Rund 3000 Einwohner, aber darunter kein Nachfolger für den Posten des Ortsbürgermeisters: Das ist kurz vor der Kommunalwahl die Realität in der Ortsgemeinde Rengsdorf. Die RZ hat mit dem amtierenden Ortschef und seinem Vertreter gesprochen, wie es so weit kommen konnte und wie es in Rengsdorf weitergehen soll.

Lesezeit 4 Minuten

Die Ortsgemeinde Rengsdorf geht in die Kommunalwahl am 9. Juni ohne einen Ortsbürgermeisterkandidaten. Damit steht Rengsdorf keineswegs allein da: In Rheinland-Pfalz fehlen fast in jeder vierten Gemeinde Bewerber für das Amt. Zwei weitere Gemeinden ohne Kandidaten sind in der Verbandsgemeinde (VG) Rengsdorf-Waldbreitbach Kurtscheid und Hümmerich. Der amtierende Rengsdorfer Ortschef Christian Robenek spricht von einem Novum.
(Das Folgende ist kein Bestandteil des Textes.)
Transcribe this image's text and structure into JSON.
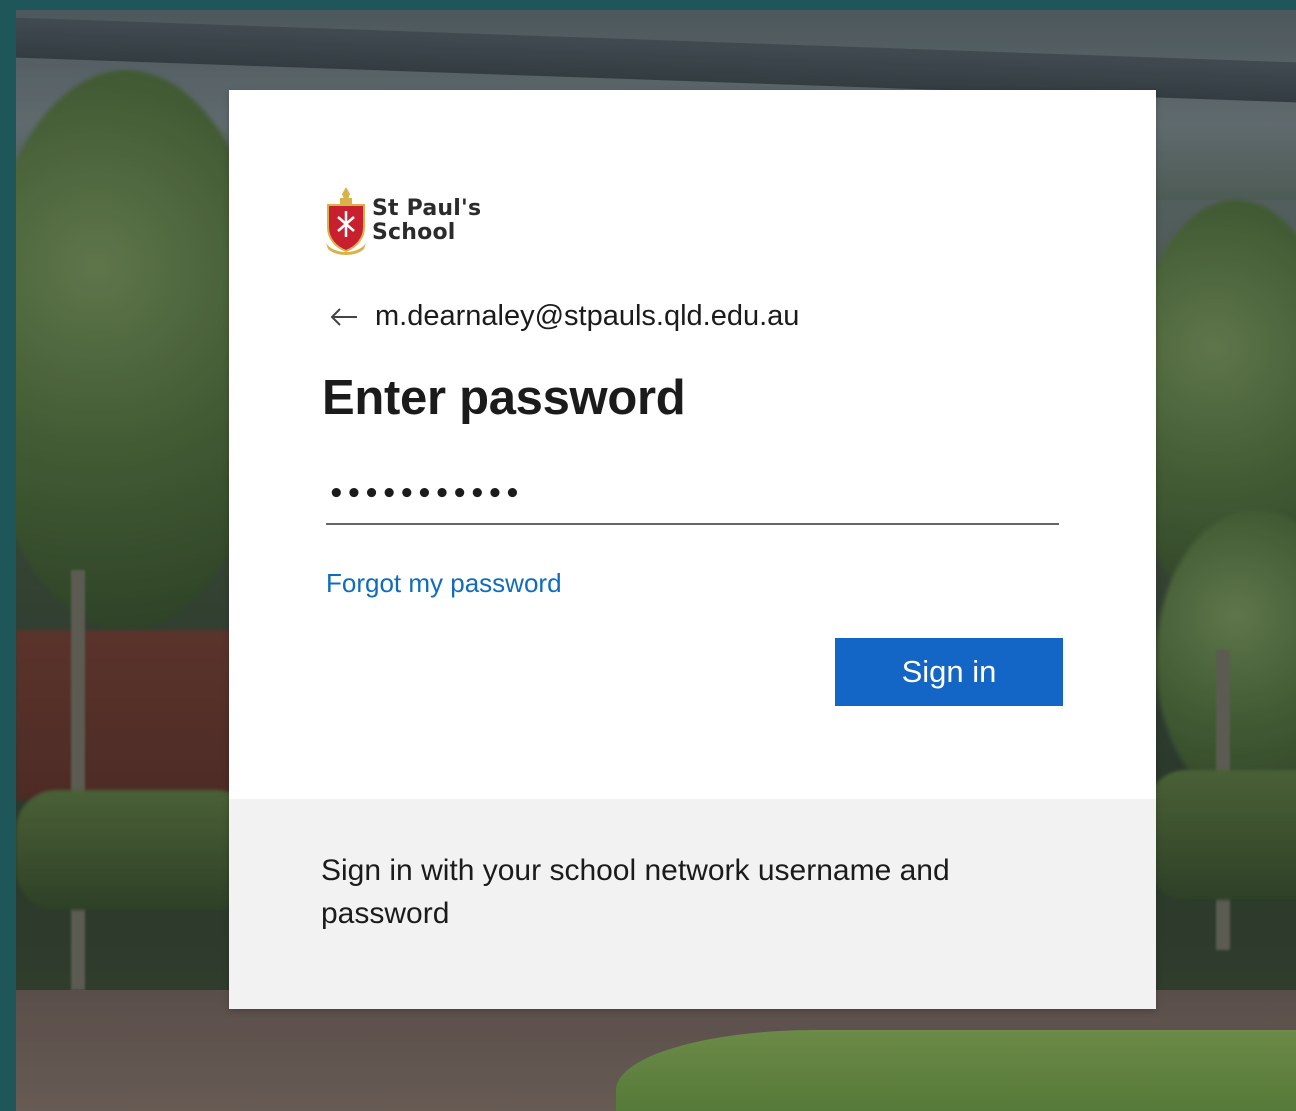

„Ich glaube nicht, dass es am Unvermögen der Fraktionen gelegen hat.“

Christian Robenek, scheidender Ortsbürgermeister in Rengsdorf

Dass der gesundheitlich angeschlagene Robenek nicht in eine dritte Amtszeit geht, steht seit 2019 fest. Dennoch haben es die im Ortsgemeinderat vertretenen Parteien CDU, SPD und FDP nicht geschafft, einen Kandidaten aufzubauen oder zu finden, der die mit circa 3000 Einwohnern größte Ortsgemeinde der VG Rengsdorf-Waldbreitbach in Zukunft ehrenamtlich leitet und repräsentiert.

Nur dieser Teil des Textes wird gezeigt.